Search code examples
regexpcre

Regex to select all URLs in a body of text except a particular URL (Sublime Text)


I have the following example of copy that I wish to do a find and replace in Sublime using Regex. However I cannot figure out how to select all the URLs except for a particular one. I know I can do it quite easily if I knew what the url was however the only URL I know of is the one I don't wish to replace with anchor tags.

Copy Example:

this is example.com.au and this is exampleflowers.com.au and of course another anotherexample.com.au/terms.html, url. Oh no exampleflowers.com.au is in this sentence again.

Ulimately I want any URL to be surrounded by a href tag except a URL which contains flowers.com.au in it!

My current simple Regex I use to test for URL is:

    /\w+(\.[^\s,\.^#]+)+/gi

I have also tried

    /\w+(?!flowers)(\.[^\s,\.^#]+)+/gi

Any assistance is deeply appreciated.


Solution

  • Your regex will match 1+ word characters \w+ and then repeats 1+ times a capturing group (\.[^\s,\.^#]+)+ which itself will match a dot and 1+ times what is in the character class.

    The negative lookahead (?!flowers) will check at the end of matching 1+ word characters if flowers is not on the right which will be true because it has already matched all the word characters including flowers.
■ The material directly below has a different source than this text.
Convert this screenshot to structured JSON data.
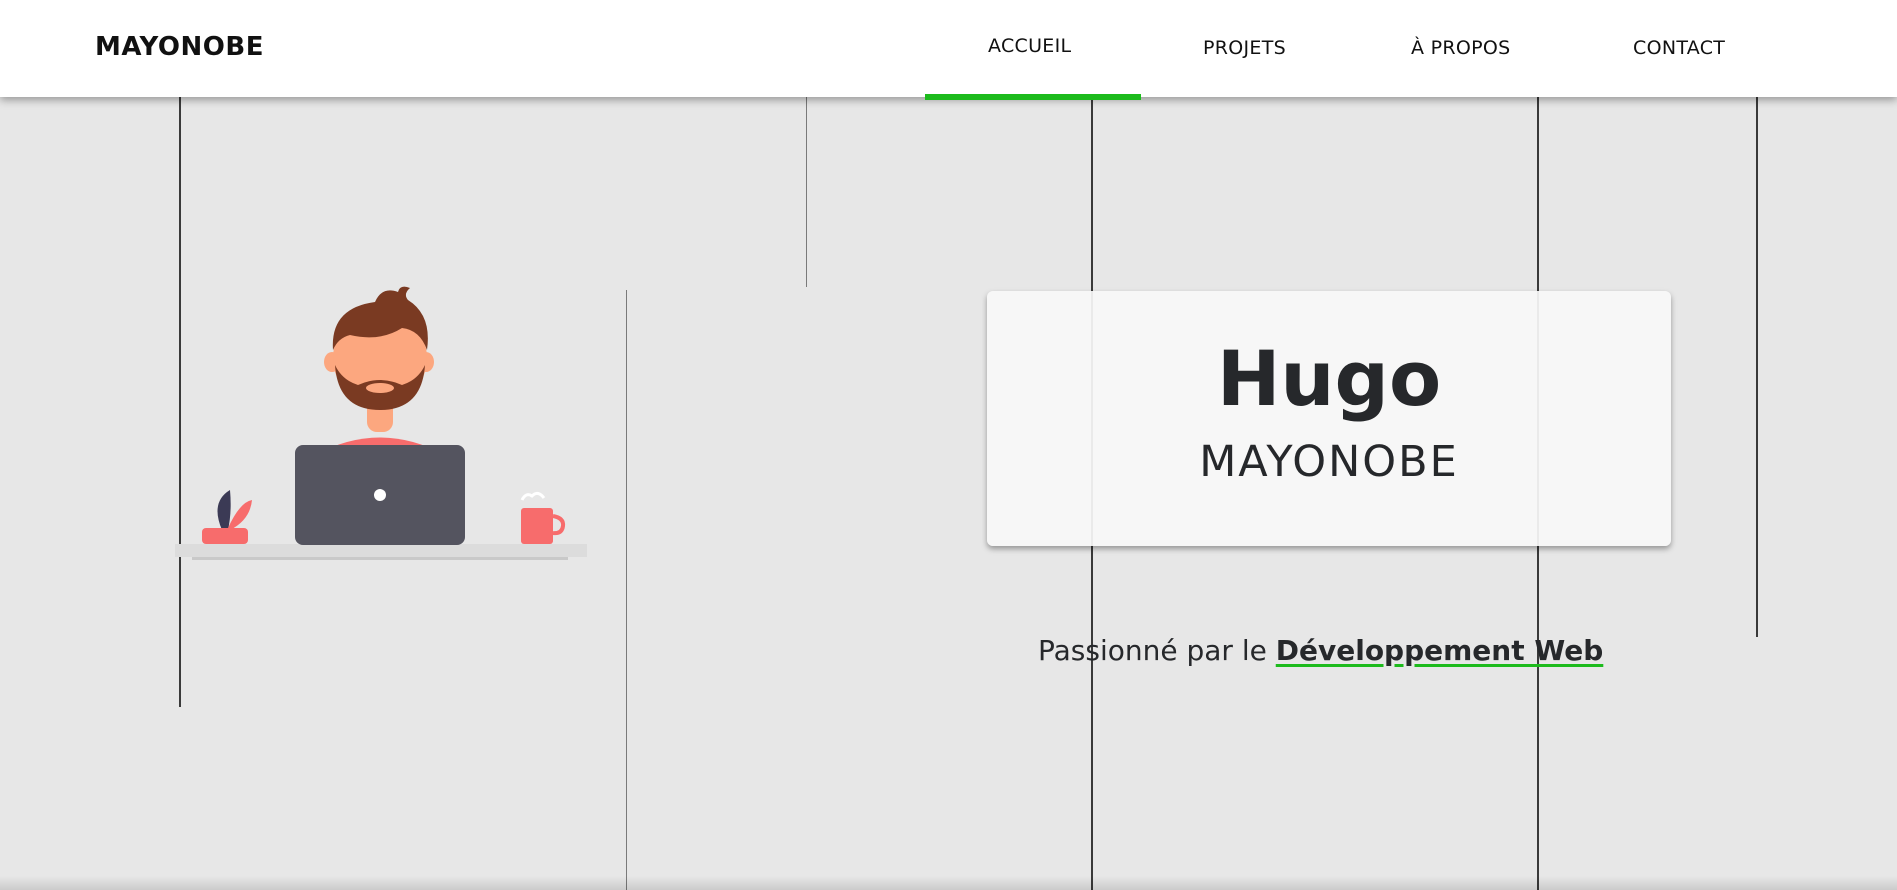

    You might use your regex in combination with a negative lookahead to check if what is on the right does not contain flowers.com.au

    Find

    (?<!\S)(?!\S*flowers\.com\.au)(\w+(?:\.[^\s,.#]+)+)

    Replace

    <a href="$1">$1</a>

    Explanation

    • (?<!\S) negative lookbehind to assert what is on the left is not a non whitespace character
    • (?!\S*flowers\.com\.au) Negative lookahead to assert what is on the right is not 0+ times a non whitespace character followed by flowers.com.au
    • (\w+(?:\.[^\s,.#]+)+) Use your regex in a capturing group and use that in the replacement

    Regex demo

    Note that your negated character class [^\s,\.^#] could be written as [^\s,.#]+